There’s a good deal of discussion in the film about philosophies regarding dreams, death, hell, religion, and so forth. This adds to the psychological aspect of the film since it revolves around such supernatural or paranormal phenomena birthed out of an ancient evil covered up by the church. With the film having such a wide ensemble cast, they have plenty of room for differing opinions and beliefs, but don’t let this make you think the film gets bogged down by it. Not at all. As they uncover more truths, it enhances the fearful and foreboding atmosphere of the film. There is a haunting evil taking form in their presence, and it is slowly consuming them either physically or psychologically.
In everyone’s dreams, they see a transmission from the future of a dark figure exiting the front of the church they are all holed up in. They get only bits and pieces, but they all share it getting a little more each time they fall asleep. It is another piece of the foreboding doom that lies ahead of them, and it is immensely effective.
Prince of Darkness definitely has similarities to an old style zombie film where a group of mismatched people have to fend for their lives against an undead army. However, Carpenter just pushes it further with so much more substance and unsettling visuals. This really is a nightmare come to life. A constant theme in Carpenter’s Apocalypse Trilogy is some sort of force consuming humanity and deteriorating it into something entirely inhuman. In The Thing, it’s an actual alien life form that perfectly duplicates any organism it infects which could eventually wipe out the human race. With In The Mouth of Madness, reality is twisted and distorted to where people become psychotic and homicidal in the wake of ancient evil reclaiming our world. In Prince of Darkness, it’s sort of a bridge between the concepts. As an ancient evil slowly claws its way back into our world, it also consumes nature and humanity until they become entirely mindless, inhuman servants. Coming from three different screenwriters on three different films, that is an entirely fascinating conceptual arc.

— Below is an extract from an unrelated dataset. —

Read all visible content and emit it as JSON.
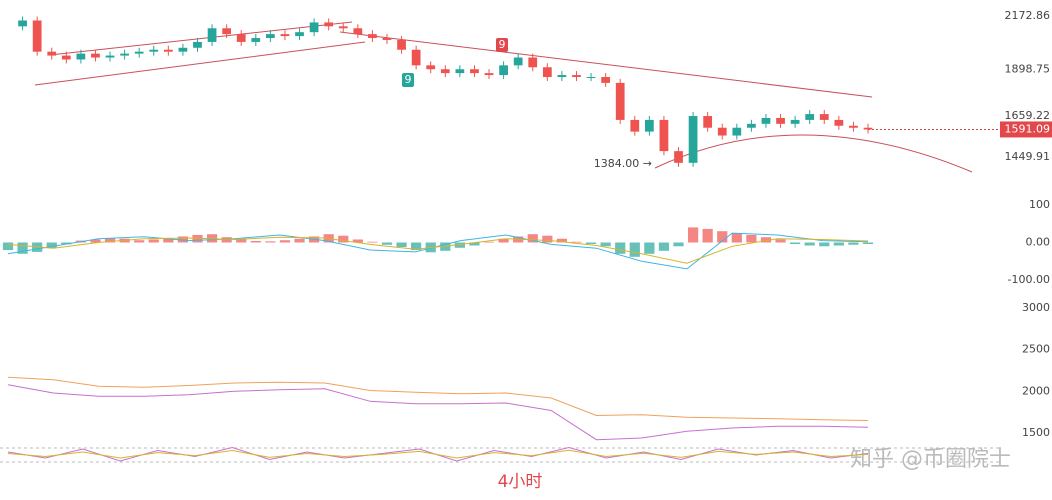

This film is undoubtedly one of John Carpenter’s finest works. Some don’t take a good liking to it because of its slow, slow pace, and its focus more on suspense than physical intensity. Whatever the case, I find it to be a masterwork worthy of inclusion to anyone’s DVD collection. The cast is very good, fun at times, but solid always. The score is pure gold, a powerful accomplishment for Carpenter and Alan Howarth. As in any Carpenter film, the cinematography is stellar, and the direction is absolutely phenomenal! If you genuinely want to get creeped out to the max one dark, lonely night – this is the one film to watch! I won’t say that Prince of Darkness is a perfect film as the pace can be a detractor to its potential. Part of good tension and suspense is momentum, and it’s not entirely consistent here. However, it is a great flick, and I will give it a great 9 out of 10. If nothing else, the ending will grab you like only a John Carpenter film can!